The real way to fly, really fly, is to strap on a paraglider and shoot straight for the skies. Granted, it's not for the faint-hearted, but sitting in a plane or even a helicopter doesn't quite cut the mustard.
There are no engines and pollution. Paragliding is a non-motorised form of flight that uses a parachute and air flow to get around, so all that's involved are man (or woman), fabric, the elements and sheer grit.
It's a high-stakes form of fun, but so is any adventure sport. By taking the right precautions, flying through the air can be as safe as watering plants.
Husband-and-wife team Ikhwan Azillah and Orkid Jamilah know a thing or two about the thrills and spills of the sport, having indulged in it for the last 15 years.
The couple, who established the Malaysia Paragliding and Hang Gliding Association, got into the adventure sport when Ms Orkid got interested in it while she was in Britain, and introduced her husband to the sport later. When they realised the money-making potential of their hobby, the pair went to New Zealand to earn their international paragliding certification.
So, what stirs someone enough to make them want to take to the skies?
"A lot of people have bucket lists and paragliding tends to be one of the things on the list. Other adventure sports are common, too, like whitewater rafting and bungee jumping," explained Ms Orkid during a recent interview.
And where this sense of adventure is concerned, women rule.
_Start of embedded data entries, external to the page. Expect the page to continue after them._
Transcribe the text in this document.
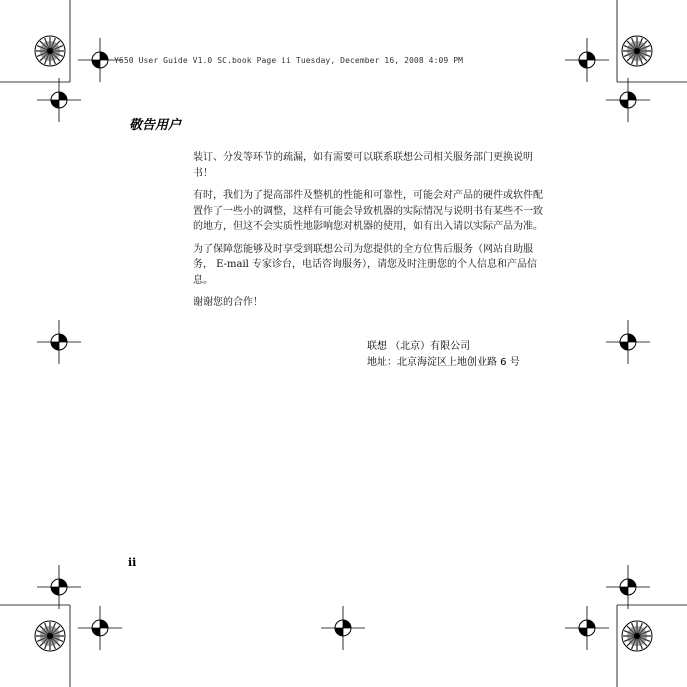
Y650 User Guide V1.0 SC.book Page ii Tuesday, December 16, 2008 4:09 PM
敬告用户

装订、分发等环节的疏漏，如有需要可以联系联想公司相关服务部门更换说明书！

有时，我们为了提高部件及整机的性能和可靠性，可能会对产品的硬件或软件配置作了一些小的调整，这样有可能会导致机器的实际情况与说明书有某些不一致的地方，但这不会实质性地影响您对机器的使用，如有出入请以实际产品为准。

为了保障您能够及时享受到联想公司为您提供的全方位售后服务（网站自助服务， E-mail 专家诊台，电话咨询服务），请您及时注册您的个人信息和产品信息。

谢谢您的合作！

联想 （北京）有限公司
地址：北京海淀区上地创业路 6 号
ii
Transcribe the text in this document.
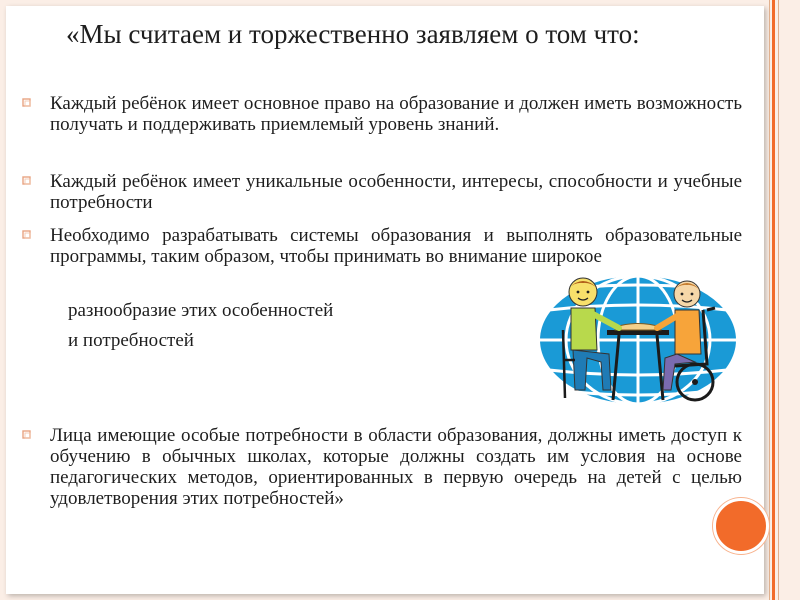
«Мы считаем и торжественно заявляем о том что:

Каждый ребёнок имеет основное право на образование и должен иметь возможность получать и поддерживать приемлемый уровень знаний.

Каждый ребёнок имеет уникальные особенности, интересы, способности и учебные потребности

Необходимо разрабатывать системы образования и выполнять образовательные программы, таким образом, чтобы принимать во внимание широкое

разнообразие этих особенностей

и потребностей

Лица имеющие особые потребности в области образования, должны иметь доступ к обучению в обычных школах, которые должны создать им условия на основе педагогических методов, ориентированных в первую очередь на детей с целью удовлетворения этих потребностей»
According to Ms Orkid, women make up most of their local clientele. "I don't know where the men have gone," admitted Mr Ikhwan sheepishly.
Thrill seekers also include expatriates and tourists from countries near and far, including France, Japan, Australia, New Zealand, Thailand and Vietnam.
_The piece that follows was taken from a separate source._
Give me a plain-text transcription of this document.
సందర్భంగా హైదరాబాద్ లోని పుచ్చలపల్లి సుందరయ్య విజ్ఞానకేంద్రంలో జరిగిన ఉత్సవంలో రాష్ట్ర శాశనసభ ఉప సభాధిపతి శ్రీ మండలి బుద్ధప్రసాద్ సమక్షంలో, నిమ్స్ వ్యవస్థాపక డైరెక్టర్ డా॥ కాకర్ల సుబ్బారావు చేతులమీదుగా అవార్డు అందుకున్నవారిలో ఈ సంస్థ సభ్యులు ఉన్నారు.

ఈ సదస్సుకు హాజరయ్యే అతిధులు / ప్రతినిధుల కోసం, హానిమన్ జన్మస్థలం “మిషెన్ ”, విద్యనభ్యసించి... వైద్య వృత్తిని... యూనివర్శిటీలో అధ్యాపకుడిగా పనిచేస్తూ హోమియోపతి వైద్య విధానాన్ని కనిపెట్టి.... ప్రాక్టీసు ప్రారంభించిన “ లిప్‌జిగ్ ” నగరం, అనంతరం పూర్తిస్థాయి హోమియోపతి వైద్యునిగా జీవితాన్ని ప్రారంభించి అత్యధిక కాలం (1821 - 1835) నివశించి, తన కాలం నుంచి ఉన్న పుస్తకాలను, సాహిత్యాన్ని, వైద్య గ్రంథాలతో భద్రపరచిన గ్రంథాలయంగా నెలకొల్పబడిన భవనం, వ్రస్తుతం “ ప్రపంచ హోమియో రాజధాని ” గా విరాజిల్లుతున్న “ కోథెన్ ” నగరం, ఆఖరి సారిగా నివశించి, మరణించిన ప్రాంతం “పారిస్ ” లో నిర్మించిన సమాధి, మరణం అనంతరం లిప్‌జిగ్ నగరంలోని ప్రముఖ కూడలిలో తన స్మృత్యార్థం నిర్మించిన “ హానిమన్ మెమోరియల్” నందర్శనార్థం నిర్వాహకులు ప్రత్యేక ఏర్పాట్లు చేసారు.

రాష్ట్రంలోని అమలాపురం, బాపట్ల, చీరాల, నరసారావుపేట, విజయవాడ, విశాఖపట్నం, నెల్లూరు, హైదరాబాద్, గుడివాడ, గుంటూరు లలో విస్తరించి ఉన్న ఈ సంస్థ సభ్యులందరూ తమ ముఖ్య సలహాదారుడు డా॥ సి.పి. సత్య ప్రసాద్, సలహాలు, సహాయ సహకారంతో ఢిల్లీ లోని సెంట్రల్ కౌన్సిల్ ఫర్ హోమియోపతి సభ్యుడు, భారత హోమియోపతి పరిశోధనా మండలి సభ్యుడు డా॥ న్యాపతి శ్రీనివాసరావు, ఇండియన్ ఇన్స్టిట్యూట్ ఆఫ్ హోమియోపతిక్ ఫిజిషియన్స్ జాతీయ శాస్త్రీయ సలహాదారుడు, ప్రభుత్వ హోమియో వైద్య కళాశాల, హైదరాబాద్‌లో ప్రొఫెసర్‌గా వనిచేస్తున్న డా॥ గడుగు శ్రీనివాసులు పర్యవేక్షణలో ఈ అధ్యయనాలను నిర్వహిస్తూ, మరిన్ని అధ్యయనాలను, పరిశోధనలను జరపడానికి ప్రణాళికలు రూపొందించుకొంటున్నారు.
Ms Orkid and Mr Ikhwan have based their service in the historic town of Jugra, off Banting in Selangor. The location, aptly named Paragliding Flightpark, is where paragliding enthusiasts take flight.
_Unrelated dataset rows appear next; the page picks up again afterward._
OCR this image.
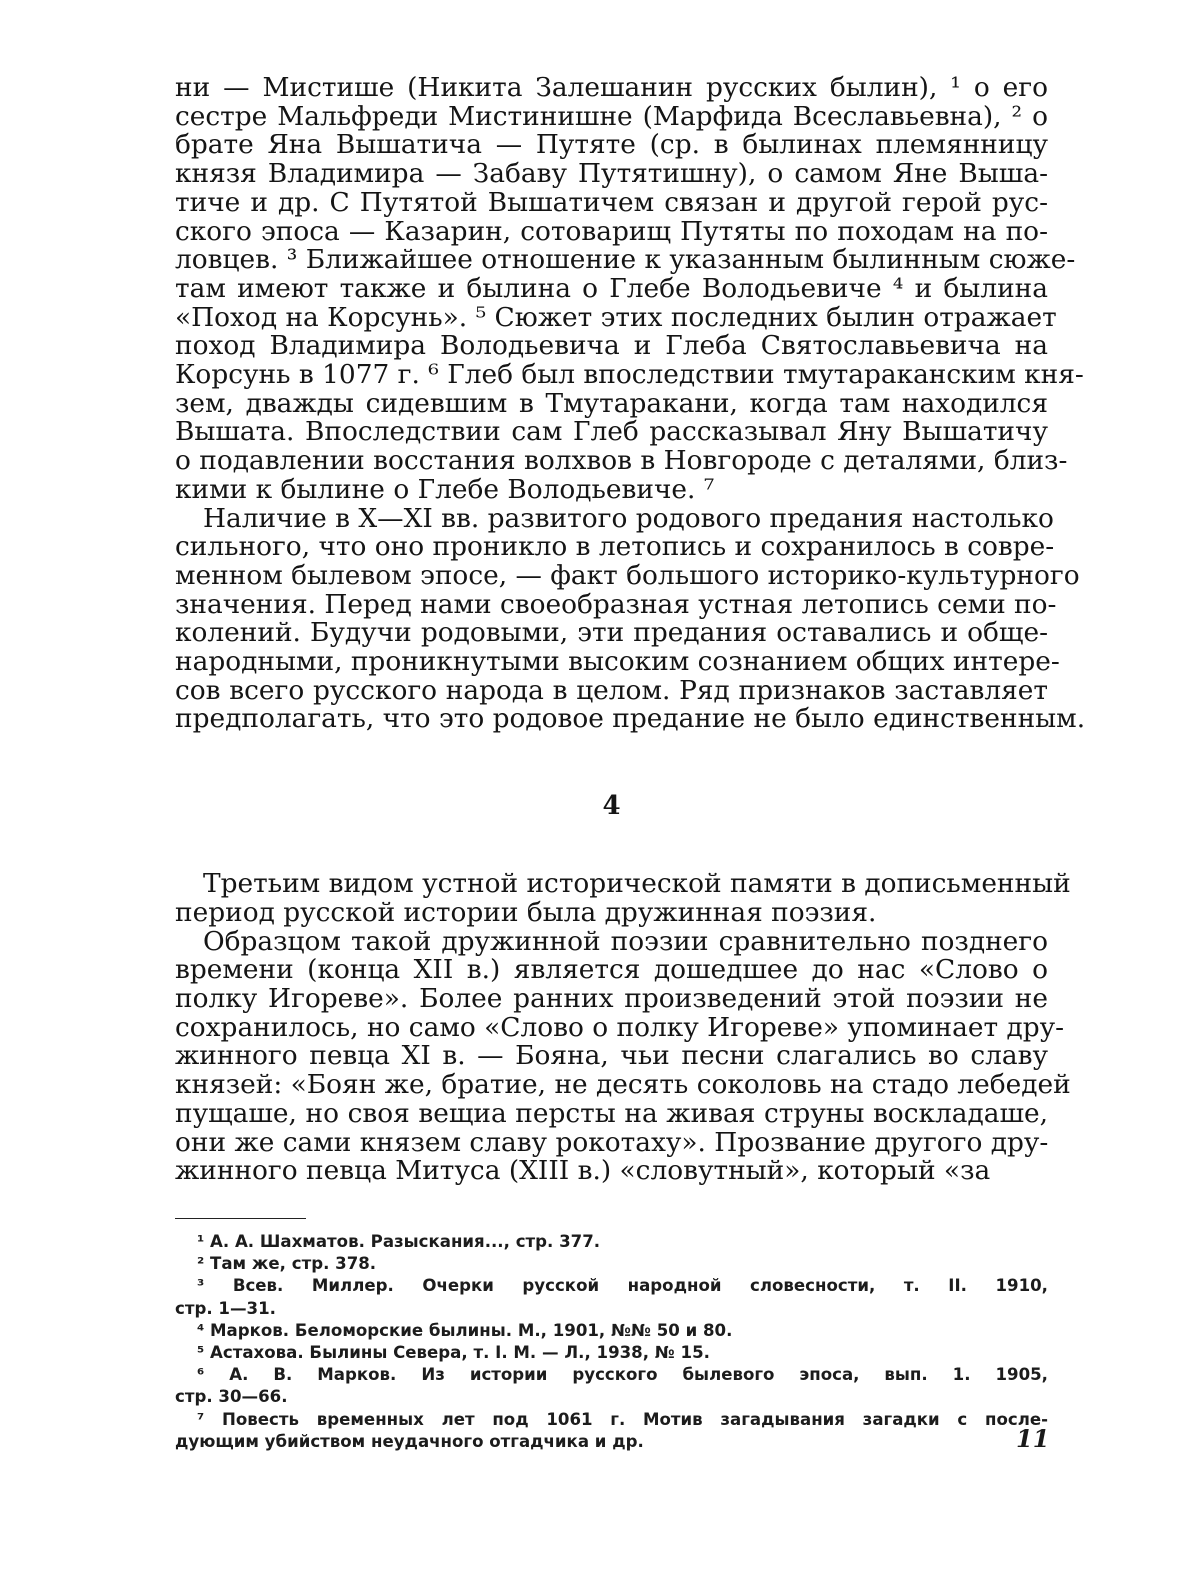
ни — Мистише (Никита Залешанин русских былин), ¹ о его
сестре Мальфреди Мистинишне (Марфида Всеславьевна), ² о
брате Яна Вышатича — Путяте (ср. в былинах племянницу
князя Владимира — Забаву Путятишну), о самом Яне Выша-
тиче и др. С Путятой Вышатичем связан и другой герой рус-
ского эпоса — Казарин, сотоварищ Путяты по походам на по-
ловцев. ³ Ближайшее отношение к указанным былинным сюже-
там имеют также и былина о Глебе Володьевиче ⁴ и былина
«Поход на Корсунь». ⁵ Сюжет этих последних былин отражает
поход Владимира Володьевича и Глеба Святославьевича на
Корсунь в 1077 г. ⁶ Глеб был впоследствии тмутараканским кня-
зем, дважды сидевшим в Тмутаракани, когда там находился
Вышата. Впоследствии сам Глеб рассказывал Яну Вышатичу
о подавлении восстания волхвов в Новгороде с деталями, близ-
кими к былине о Глебе Володьевиче. ⁷
Наличие в X—XI вв. развитого родового предания настолько
сильного, что оно проникло в летопись и сохранилось в совре-
менном былевом эпосе, — факт большого историко-культурного
значения. Перед нами своеобразная устная летопись семи по-
колений. Будучи родовыми, эти предания оставались и обще-
народными, проникнутыми высоким сознанием общих интере-
сов всего русского народа в целом. Ряд признаков заставляет
предполагать, что это родовое предание не было единственным.
4
Третьим видом устной исторической памяти в дописьменный
период русской истории была дружинная поэзия.
Образцом такой дружинной поэзии сравнительно позднего
времени (конца XII в.) является дошедшее до нас «Слово о
полку Игореве». Более ранних произведений этой поэзии не
сохранилось, но само «Слово о полку Игореве» упоминает дру-
жинного певца XI в. — Бояна, чьи песни слагались во славу
князей: «Боян же, братие, не десять соколовь на стадо лебедей
пущаше, но своя вещиа персты на живая струны воскладаше,
они же сами князем славу рокотаху». Прозвание другого дру-
жинного певца Митуса (XIII в.) «словутный», который «за
¹ А. А. Шахматов. Разыскания..., стр. 377.
² Там же, стр. 378.
³ Всев. Миллер. Очерки русской народной словесности, т. II. 1910,
стр. 1—31.
⁴ Марков. Беломорские былины. М., 1901, №№ 50 и 80.
⁵ Астахова. Былины Севера, т. I. М. — Л., 1938, № 15.
⁶ А. В. Марков. Из истории русского былевого эпоса, вып. 1. 1905,
стр. 30—66.
⁷ Повесть временных лет под 1061 г. Мотив загадывания загадки с после-
дующим убийством неудачного отгадчика и др.	11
The most popular form of paragliding is tandem flight, where thrill seekers merely enjoy the ride while a "pilot" steers the glider. For this kind of ride, no prior knowledge of the sport is required, though a basic understanding of physics is beneficial for working with the pilot to steer the glider comfortably.
Weight is also a consideration - for safety reasons, a tandem flier cannot weigh more than 135kg.
The average flight lasts 10 minutes, costing RM200 (S$72). Students pay RM150.
Those with a greater sense of adventure may opt to fly solo. The fundamental introductory course is a two-day affair. Depending on the level of interest, the training spans four tiers, the lowest for those hoping to fly on their own while the highest for those intending to become licensed instructors.
The introductory course teaches would-be fliers the basics of flying, including packing the chute. It may sound like mundane work, but a wrongly packed chute might not deploy, and that can only spell disaster.
Packing the chute, made of tightly woven nylon fabric, also gives fliers a chance to inspect its condition - safety is imperative.
"The gear we use comes with a five-year guarantee. Small repairs are outsourced to former commandos who were (parachute) riggers," Mr Ikhwan said.
No purchase of equipment is required for novice fliers, but serious paragliders can look into getting their own gear.
Sure, paragliding isn't for everyone. And collecting stamps is way safer.
But think of all the times we've envied birds and longed to fly freely like them. Well, paragliding takes a similar trajectory - and wax-coated feathers no longer have to be an option.